Local public and first responder agencies encourage residents to sign up for Code Red, a reverse 9-1-1 system that will notify citizens of emergency and evacuation information. Recently, Washoe County Emergency Management enhanced emergency notifications with Perimeter, a new mapping software that allows first responders to enter incident locations and draw a perimeter around evacuation zones or map road closures, and instantly share with the public.
Traditional means of notification remain important today such as the Emergency Alert System (EAS), a national warning system allowing authorized officials to broadcast emergency alerts and warning messages to the public via cable, satellite, or broadcast television, and both AM/FM and satellite radio.
Additionally, public agencies rely on our local media partners to report timely emergency information. Check all types of media – internet, newspapers, radio, TV – for local information and updates. Regional governments and first responder organizations in the Truckee Meadows have made it a priority to disseminate timely and important emergency information through social media and other digital means.
If conditions warrant and are safe, as a last resort, first responders may travel through neighborhoods with sirens and may go door to door to notify residents of imminent evacuations and other important messages.
Citizens have responsibilities in an emergency. It is important to remember that if you are asked to evacuate, you have minutes, not hours. You must heed the calls of first responders and go! First responders often have little time to follow up and ensure nearby residents evacuate once announcements are made to leave their homes and neighborhoods.

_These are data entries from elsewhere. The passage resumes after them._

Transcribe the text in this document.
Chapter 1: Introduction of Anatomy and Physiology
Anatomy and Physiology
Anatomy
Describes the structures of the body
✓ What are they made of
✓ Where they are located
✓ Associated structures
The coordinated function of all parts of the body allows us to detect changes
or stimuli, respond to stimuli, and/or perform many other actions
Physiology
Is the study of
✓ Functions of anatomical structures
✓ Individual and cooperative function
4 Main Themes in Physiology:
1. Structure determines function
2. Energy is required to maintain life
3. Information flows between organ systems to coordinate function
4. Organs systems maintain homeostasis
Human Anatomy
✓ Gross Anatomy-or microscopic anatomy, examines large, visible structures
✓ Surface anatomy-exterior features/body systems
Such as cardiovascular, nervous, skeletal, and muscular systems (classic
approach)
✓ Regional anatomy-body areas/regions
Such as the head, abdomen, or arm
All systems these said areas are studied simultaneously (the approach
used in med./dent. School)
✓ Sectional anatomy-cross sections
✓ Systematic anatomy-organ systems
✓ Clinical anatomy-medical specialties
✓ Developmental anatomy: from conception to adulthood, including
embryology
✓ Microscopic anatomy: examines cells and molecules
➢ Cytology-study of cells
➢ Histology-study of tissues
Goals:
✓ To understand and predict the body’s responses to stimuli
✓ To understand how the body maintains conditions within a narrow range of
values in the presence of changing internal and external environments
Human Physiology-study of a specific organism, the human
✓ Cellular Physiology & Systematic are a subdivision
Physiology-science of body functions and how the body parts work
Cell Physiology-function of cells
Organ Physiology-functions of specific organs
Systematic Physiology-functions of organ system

Know your escape route(s) and all options available to exit your community. Prepare ahead of time a plan of how you will leave, and where you will go, and practice.
It is important to prepare for a power outage. Know how to open your automatic garage door or entry gate should the power fail. Have flashlights with fresh batteries on hand. Stay calm. Prepare to be self-sufficient for at least three days.
This may mean providing for your own shelter, first aid, food, water, and sanitation. It is also critical to ensure you have prescription medications on hand. Make plans with your family and friends in case you’re not together during an emergency. Discuss how you’ll contact each other, where you’ll meet, and what you’ll do in different situations. Participate in practice drills with loved ones.
If you have neighbors with disabilities or elderly, hard of hearing, or sight impaired, reach out and help them become informed and prepared.
Have a plan in place for pets. If local officials ask you to evacuate, that means your pet should evacuate too. If you leave your pets behind, they may end up lost, injured, or worse.
Being prepared can reduce fear, anxiety, and losses that accompany disasters. Communities, families, and individuals should know what to do in the event of a wildfire, powerful storm or other catastrophic events that disrupt our daily lives. They should be ready to evacuate their homes, take refuge in public shelters or have other accommodations planned, and know how to care for their basic medical needs.